There are several modeling tools that are commonly utilized to analyze various aspects of water resources. The more common ones are briefly described below.
GEE
Google Earth Engine (GEE) is a cloud-based platform from Google provides access to multiple repositories of satellite imagery and geospatial datasets allowing quick and accurate analysis and visualization of large datasets available in the cloud, the datasets include free geospatial data, optical and radar satellite imagery, climate information, digital elevation models, land cover maps and a variety of socio-economic variables.
GBDX, by Maxar Technologies, performs geospatial data analytics at scale in the cloud by processing petabytes of information using your custom or their python script. Users work with all off GBDX imagery in the cloud to obtain insight but do not own the raw data.
ESA Thematic Exploitation Platform (TEP) is a collaborative platform that allows users to extract insights from satellite data without downloading any datasets. TEP has seven main interconnected themes: coastal, forestry, hydrology, geohazards, polar, urban, and food security.
HAWQS
The Hydrologic and Water Quality System (HAWQS) is a web-based Soil Water Assessment Tool model that can assist states, local governments, and others with water quality protection decision-making. It provides users with interactive web interfaces and maps; a user’s guide; pre-loaded input data; outputs such as charts, and graphs; and online development, execution, and storage of a user’s modeling projects.
HAWQS Beta Release Introduction, Demonstration, and Q&A
Decision Support Systems (DSS) are more integrated approaches to support water resources planning (e.g., watershed investment planning) or real-time systems operations (e.g., cascade of dams, flood management). It is critical to note that these are not decision-making systems but provide information to support decision making where the appropriate stakeholders bring in the value judgements of the synergies and trade-offs involved with various alternative decision paths.
It is useful to explore these from the viewpoint of a data value chain, to go from data to information to knowledge to decision support. It is best to start in reverse order, first outlining the decisions to be supported and then determining the ecosystem of data, analytics, and institutional arrangements required to support that decision.
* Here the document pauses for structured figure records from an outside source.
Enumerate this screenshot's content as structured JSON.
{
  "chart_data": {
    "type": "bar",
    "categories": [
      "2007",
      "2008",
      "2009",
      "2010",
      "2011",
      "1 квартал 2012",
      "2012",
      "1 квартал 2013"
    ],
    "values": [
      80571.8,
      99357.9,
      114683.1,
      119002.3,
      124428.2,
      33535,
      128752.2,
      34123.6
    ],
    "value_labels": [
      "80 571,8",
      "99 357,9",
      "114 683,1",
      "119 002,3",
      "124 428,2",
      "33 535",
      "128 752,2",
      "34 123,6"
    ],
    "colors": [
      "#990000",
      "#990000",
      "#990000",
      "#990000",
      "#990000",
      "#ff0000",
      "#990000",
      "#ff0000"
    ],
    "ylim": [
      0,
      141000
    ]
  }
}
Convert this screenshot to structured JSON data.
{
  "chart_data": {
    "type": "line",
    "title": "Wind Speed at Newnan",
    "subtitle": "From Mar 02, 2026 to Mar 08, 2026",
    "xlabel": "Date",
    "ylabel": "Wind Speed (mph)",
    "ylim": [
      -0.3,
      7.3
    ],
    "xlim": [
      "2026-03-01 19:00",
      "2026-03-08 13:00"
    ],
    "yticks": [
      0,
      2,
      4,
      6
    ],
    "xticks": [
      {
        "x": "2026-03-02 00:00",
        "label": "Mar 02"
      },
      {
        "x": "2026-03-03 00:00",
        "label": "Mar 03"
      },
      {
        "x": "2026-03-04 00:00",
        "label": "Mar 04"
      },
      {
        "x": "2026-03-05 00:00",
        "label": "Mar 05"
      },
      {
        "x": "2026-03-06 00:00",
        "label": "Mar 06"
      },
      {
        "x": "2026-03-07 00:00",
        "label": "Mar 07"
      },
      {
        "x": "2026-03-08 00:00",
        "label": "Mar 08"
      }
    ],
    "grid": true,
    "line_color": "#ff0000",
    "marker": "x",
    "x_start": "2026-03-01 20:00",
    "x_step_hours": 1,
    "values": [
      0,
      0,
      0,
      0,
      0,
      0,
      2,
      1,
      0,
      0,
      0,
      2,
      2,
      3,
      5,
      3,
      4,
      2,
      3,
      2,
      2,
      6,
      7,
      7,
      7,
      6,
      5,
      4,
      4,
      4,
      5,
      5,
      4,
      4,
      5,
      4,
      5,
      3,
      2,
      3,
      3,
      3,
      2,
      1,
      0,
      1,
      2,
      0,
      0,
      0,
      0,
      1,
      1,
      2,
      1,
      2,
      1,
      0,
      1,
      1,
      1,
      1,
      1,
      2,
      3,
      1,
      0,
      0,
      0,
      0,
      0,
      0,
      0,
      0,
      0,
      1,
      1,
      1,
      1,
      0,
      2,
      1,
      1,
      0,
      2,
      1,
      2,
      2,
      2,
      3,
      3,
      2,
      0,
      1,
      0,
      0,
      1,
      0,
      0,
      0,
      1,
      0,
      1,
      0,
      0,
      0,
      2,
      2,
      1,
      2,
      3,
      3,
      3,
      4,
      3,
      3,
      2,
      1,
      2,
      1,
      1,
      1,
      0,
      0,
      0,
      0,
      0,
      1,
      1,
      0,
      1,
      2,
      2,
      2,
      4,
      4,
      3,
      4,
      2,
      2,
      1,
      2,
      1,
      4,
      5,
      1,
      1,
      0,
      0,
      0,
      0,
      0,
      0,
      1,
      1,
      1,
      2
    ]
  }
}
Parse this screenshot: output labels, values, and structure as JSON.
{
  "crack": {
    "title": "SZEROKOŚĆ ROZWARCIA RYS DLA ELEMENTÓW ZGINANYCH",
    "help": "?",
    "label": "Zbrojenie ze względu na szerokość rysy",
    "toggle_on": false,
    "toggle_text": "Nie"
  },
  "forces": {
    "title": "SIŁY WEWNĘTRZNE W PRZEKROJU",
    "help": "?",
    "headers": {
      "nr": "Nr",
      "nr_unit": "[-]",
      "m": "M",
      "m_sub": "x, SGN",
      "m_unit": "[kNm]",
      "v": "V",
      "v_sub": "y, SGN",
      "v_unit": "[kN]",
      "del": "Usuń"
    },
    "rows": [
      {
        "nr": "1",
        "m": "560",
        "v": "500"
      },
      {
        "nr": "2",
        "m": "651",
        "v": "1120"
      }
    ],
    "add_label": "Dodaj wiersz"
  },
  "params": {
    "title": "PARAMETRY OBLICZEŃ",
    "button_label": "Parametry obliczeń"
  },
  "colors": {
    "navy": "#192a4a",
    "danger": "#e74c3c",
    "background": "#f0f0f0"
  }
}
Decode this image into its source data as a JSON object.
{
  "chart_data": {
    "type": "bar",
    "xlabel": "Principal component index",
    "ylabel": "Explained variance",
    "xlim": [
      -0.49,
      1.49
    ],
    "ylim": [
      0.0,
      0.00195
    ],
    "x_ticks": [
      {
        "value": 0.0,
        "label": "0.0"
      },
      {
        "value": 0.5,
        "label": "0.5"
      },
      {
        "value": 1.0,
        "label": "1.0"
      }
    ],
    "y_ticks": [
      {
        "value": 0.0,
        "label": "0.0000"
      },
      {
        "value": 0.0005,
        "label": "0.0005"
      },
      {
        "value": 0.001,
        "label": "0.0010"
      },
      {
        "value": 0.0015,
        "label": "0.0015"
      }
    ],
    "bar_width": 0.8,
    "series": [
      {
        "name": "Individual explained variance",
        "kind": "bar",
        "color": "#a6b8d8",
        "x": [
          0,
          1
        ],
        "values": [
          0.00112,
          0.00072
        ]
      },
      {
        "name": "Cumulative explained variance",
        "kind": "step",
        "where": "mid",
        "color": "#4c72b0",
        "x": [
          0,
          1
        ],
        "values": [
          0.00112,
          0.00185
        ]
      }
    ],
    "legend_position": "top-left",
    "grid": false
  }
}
There is a need to ensure integration of the various parts of data and analytics for users to access, visualize, and interact with the information to support decisions. This requires a great degree of inter-operability amongst these systems. This has implications not only on the kinds of monitoring systems procured (to avoid vendor capture on hardware that is not interoperable with other information), but also to ensure that all the relevant data can be visualized and analyzed using interoperable dashboards or other platforms. The emerging world of online services, especially cloud storage and services are critical in this regard to tie it all together.